Risk Assessment

business, risk, luck

Risk Assessment

Risk assessment comprises the following steps:

  1. System characterization
  2. Threat identification
  3. Vulnerability identification
  4. Control analysis
  5. Likelihood determination
  6. Impact analysis
  7. Risk determination
  8. Control recommendation
  9. Results documentation

System Characterization

This step characterizes and defines the scope of the risk assessment process. During this step, the following information about the system must be gathered:

Risk Assessment
  1. Software
  2. Hardware
  3. Data
  4. System interfaces
  5. IT system support personnel
  6. IT system users
  7. System mission
  8. Critically of the system and data
  9. System and data sensitivity
  10. Functional system requirements
  11. System security policies
  12. System security architecture
  13. Network topology
  14. Information storage protection
  15. System information flow
  16. Technical security controls
  17. Physical security environment
  18. Environment security

On-site interviews, review of documents, and automated scanning tools are used to obtain the required information.
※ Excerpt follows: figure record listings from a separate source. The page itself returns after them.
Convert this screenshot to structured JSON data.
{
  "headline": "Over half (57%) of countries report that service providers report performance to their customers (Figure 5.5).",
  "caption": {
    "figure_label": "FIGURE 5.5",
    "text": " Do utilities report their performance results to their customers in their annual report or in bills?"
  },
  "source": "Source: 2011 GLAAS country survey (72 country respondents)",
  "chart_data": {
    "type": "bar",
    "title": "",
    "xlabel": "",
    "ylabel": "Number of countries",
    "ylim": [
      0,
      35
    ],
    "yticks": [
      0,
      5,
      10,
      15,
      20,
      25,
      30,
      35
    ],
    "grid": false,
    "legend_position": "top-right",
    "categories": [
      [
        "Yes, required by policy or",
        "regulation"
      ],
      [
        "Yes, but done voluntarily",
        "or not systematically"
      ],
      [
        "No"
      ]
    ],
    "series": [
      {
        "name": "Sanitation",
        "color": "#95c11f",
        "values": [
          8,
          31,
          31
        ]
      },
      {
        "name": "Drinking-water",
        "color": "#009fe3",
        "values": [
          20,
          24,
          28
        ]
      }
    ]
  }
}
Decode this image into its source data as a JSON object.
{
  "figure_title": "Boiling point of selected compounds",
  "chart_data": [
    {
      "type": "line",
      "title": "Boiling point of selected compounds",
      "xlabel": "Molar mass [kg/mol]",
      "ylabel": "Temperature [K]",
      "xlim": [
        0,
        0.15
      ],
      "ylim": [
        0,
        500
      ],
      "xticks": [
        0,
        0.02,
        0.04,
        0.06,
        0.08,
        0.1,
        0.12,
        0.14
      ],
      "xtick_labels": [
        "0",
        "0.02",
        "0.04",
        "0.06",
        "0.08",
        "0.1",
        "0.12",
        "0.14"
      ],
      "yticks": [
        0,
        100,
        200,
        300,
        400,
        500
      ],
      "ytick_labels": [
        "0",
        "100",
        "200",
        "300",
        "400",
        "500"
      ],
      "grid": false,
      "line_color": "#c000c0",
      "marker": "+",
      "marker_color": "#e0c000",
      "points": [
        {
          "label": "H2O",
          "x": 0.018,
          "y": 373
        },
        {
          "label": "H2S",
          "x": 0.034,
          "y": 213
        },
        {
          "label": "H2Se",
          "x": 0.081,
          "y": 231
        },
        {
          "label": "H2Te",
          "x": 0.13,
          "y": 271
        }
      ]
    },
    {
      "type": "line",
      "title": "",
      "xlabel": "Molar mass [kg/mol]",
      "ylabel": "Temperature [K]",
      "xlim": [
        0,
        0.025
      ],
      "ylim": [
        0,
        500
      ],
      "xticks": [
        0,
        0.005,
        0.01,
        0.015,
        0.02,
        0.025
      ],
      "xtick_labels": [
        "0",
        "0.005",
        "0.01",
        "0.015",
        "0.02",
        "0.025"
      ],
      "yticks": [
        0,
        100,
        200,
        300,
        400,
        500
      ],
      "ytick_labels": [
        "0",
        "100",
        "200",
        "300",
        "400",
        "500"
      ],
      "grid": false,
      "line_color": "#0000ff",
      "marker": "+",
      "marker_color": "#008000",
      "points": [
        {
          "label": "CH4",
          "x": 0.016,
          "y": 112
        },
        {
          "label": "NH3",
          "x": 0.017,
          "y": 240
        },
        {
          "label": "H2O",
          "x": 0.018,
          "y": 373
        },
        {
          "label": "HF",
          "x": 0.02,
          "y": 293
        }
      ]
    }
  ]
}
The output from this step is as follows:

  1. Characterization of the assessed IT system
  2. Comprehension of the IT system environment
  3. Delineation of the system boundary

Threat Identification

This step identifies potential threat-sources and complies a statement of the threat sources that relate to the IT systems under evaluation. Sources of threat information include the Federal Computer Incident Response Centre (FedCIRC), intelligence agencies, mass media, and Web-based resources.

The output from this step is a statement that provides a list of threat-sources that could exploit the system’s vulnerabilities.

Vulnerability Identification

This step results in a list of system vulnerabilities that might be exploited by potential threat sources. Vulnerabilities can be identified though vulnerability analysis, including information from previous information assessments, audit reports; vendor data; commercial computer incident response teams; and system software security analysis.

Testing of the IT system is also an important tool in identifying vulnerabilities.

Testing can include the following:

  • Security test and evaluation procedures
  • Penetration-testing techniques
  • Automated vulnerability scanning tool

Control Analysis

This step analyses the controls that are in place or in the planning stage to minimize or eliminate the probability that a threat will exploit vulnerability in the system.

Control can be implemented through technical means such as computer hardware and software, encryption, intrusion detection mechanisms, and authentication subsystems.

Impact Analysis

Three important factors should be considered in calculating the negative impact of a threat realized;

  • The mission of the system, including the processes implemented by the system
  • The criticality of the system, determined by its value and the value of the data to the organization
  • The sensitivity of the system and its data.

The information necessary to conduct an impact analysis can be obtained from existing organizational documentation, including a business impact analysis (BIA), or mission impact analysis report, as it is sometimes called.

Risk determination

This step determines the level of risk to the IT system. The risk is assigned for a threat/ vulnerability pair and is a function of the following characteristics;

The likelihood that a particular threat-source will exploit an existing IT system vulnerability.

The magnitude of the resulting impact of a threat-source successfully exploiting the IT system vulnerability.

The adequacy of the existing or planned information system security controls for eliminating or reducing the risk.

General Guidelines for each level of risk

High-risk level

At this level, there is a high level of concern and a strong need for a plan for corrective measures to be developed as soon as possible.

Medium-risk level

For medium risk, there is concern and a need for a plan for corrective measures to be developed within a reasonable period of time.

Low-risk level

For low risk, the system’s DAA must decide whether to accept the risk or implement corrective actions.

Control Recommendation

This step specifies the controls to be applied for risk mitigation. To specify appropriate controls, the following issues must be considered:

  • Organizational policy
  • Cost-Benefit
  • Operational impact
  • Feasibility
  • Applicable Legislative Regulation
  • The overall effectiveness of the recommended controls
  • Safety, reliability

 Result Documentation

The final step in the risk assessment process is the development of a risk assessment report. This report is directed at management and should contain information to support appropriate decisions on budget, policies, procedures, management and operational issues.

The output of this step is a risk assessment report that describes threats and vulnerabilities, risk measurements, and recommendations for the implementation of controls.